Thursday, July 18, 2013

Teflon Charlie



PRESS-TELEGRAM
Long Beach CA
December 4, 1969

By Mary Neiswender
staff writer

"He reminded me of an old car.... you knew things were going to keep going wrong with it, but you kept trying to repair it."

This was the impression that hippie cult leader Charles Manson left with most guards of the federal prison on Terminal Island and with one in particular Guard Henry Tippett of 2577 Jefferson St., Long Beach, now retired, watched over the self-styled Messiah during his almost three years in the prison.

Manson's sentence in Terminal Island followed conviction of transporting a stolen car across state lines, and parole violation.
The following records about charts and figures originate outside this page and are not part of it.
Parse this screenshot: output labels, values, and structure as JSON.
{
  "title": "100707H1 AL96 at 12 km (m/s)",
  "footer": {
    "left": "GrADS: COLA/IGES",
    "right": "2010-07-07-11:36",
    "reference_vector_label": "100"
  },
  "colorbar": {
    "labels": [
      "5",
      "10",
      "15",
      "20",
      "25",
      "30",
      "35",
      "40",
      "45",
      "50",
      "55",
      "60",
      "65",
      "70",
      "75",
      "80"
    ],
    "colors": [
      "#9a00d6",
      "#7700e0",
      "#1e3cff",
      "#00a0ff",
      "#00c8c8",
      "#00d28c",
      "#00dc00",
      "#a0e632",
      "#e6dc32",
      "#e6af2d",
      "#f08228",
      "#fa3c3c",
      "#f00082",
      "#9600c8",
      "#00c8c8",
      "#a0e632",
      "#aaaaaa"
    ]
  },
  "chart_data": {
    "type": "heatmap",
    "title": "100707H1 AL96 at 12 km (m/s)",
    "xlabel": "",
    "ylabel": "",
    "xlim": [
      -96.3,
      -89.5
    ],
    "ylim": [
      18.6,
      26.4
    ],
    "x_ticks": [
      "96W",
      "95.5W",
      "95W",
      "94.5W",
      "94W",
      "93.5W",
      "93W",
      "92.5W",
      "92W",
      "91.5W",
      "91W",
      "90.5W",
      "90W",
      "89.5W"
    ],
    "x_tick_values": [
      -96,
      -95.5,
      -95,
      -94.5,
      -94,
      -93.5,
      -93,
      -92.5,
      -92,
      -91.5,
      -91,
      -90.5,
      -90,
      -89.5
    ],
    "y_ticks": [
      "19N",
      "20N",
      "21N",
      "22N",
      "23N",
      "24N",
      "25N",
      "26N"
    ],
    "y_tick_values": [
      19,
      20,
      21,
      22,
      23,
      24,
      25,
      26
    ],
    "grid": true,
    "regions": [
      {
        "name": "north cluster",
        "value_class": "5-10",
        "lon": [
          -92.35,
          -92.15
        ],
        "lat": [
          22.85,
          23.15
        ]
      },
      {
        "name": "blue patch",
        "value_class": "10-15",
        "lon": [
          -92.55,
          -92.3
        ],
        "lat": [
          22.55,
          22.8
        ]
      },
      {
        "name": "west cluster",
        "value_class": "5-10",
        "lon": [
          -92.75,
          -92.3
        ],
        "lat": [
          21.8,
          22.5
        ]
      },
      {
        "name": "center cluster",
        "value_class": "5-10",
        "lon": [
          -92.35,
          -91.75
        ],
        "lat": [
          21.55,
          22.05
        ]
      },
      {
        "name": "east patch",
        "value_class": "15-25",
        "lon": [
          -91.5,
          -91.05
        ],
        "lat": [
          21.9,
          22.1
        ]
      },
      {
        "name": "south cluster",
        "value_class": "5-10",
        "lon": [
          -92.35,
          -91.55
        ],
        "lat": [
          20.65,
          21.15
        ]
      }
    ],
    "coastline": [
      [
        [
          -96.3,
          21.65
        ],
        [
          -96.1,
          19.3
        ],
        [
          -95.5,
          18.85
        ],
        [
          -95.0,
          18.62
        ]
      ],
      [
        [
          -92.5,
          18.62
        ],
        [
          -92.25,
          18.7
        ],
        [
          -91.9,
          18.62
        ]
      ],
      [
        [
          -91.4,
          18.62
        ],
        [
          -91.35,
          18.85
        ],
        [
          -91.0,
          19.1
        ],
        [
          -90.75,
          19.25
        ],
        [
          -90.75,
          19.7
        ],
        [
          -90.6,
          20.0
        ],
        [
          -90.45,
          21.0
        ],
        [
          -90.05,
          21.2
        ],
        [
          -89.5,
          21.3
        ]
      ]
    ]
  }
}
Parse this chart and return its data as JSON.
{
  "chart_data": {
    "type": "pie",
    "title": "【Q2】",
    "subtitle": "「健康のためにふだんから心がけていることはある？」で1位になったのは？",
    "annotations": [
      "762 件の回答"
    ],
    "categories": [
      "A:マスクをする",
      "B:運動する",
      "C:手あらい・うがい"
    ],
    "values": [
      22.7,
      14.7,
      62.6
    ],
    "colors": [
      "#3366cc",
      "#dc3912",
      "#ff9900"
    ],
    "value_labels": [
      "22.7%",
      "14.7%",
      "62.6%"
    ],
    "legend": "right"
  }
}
Manson- apparently a Svengali even in prison, Tippett said- charmed the then associate warden, who made him a trustee.

"The officers who had contact with him didn't agree with the warden," said Tippett.  "We opposed making him a trustee.  If you work in prison long enough, you get to know these things, especially with this guy's background."

Tippett, who retired in 1959- a year after Manson was released- claimed Manson had a tendency to break the rules.

"He was always doing things wrong- anything to violate the rules.  It seemed intentional.  It wasn't because he was dumb," Tippett said.

"Fro example, a simple thing like being assigned to a dormitory.  Manson wouldn't stay in one dorm.  He'd switch around just to annoy the guards."

Tippett said the guards quit "writing him up" because Manson was never disciplined.

"He would have been in isolation all the time if the warden paid attention to the guards," Tippett added.

Tippett, who was previously at Leavenworth Prison, Kansas, claimed the even older inmates who associated with the then 22-year old Manson eventually ended up in "trouble."

"But he apparently charmed one of the associate wardens," said Tippett.  "The warden him on one job, then another- never doing anything."  Finally, say Tippett went before the classification board and became a trustee.

"I guess they felt they could make something out of him," he added, "but most of us - the ones who saw him in action- felt he wouldn't last long as a trustee."  Manson didn't.

Assigned to clean-up work at the adjacent Coast Guard base, Manson got into a locker room, outfitted himself in new clothing, picked up some car keys.

Ironically, he was caught at a roadblock near San Francisco shortly after his escape by police who weren't even looking for him.

Manson was returned to the prison, where he stayed until his release in 1958.

He had a few "followers" at that time, Tippett said.  "Most of the other inmates stayed away from him."  Not so today.

The bearded, long haired leader of the cult suspected of the Tate killings and "at least 10 others" has a following whose loyalty is hard to believe.

Held in the Inyo County jail for 10 days awaiting preliminary hearings on a charge of receiving stolen property, he "still runs his 'family' in jail,"  say the officers.

"'They' are the remnants of his gang in the desert area -- three men in a large cell with him, and one woman in a separate part of the jail.

"We find Manson a model prisoner though," added the officers.  "But he should be by now.  He has been in and out of jail since he was 15."

Manson was first arrested on an adult charge in 1951, in Beaver, Utah, for taking a stolen car across a state line (a federal offense).  He was sent to National Training School for Boys in Washington D.C., then transferred to the federal reformatory at Petersburg, Pa.

In 1955 he was arrested for auto theft in Los Angeles and given a five years' probation; he violated his federal probation a year later in Indianapolis and was sent to the Terminal Island prison.

When released in 1958, he was picked up for a vehicle code violation in Los Angeles.  The following year he was arrested for auto theft, and later in the year for forgery.  In 1960 he was arrested in Laredo, Tex., for transporting women across a state line for immoral purposes (another federal offense).

In 1967 he was arrested in Ukiah for interfering with an officer; in 1968 in Ventura for having a false driver's license.

In 1969 his Los Angeles arrests included possession of marijuana; assault with intent to commit bodily harm, later changed to forcible rape; auto theft; burglary; cultivation and possession of marijuana, and the final charges for which he is currently in jail; contributing to the delinquency of a minor, firearm theft, receiving stolen property and auto theft.

At his preliminary hearing Wednesday, some of his followers were in the audience lending him moral support; others in jail spoke out in his defense.

Some of his followers have even said they would kill for him -- and they allegedly did.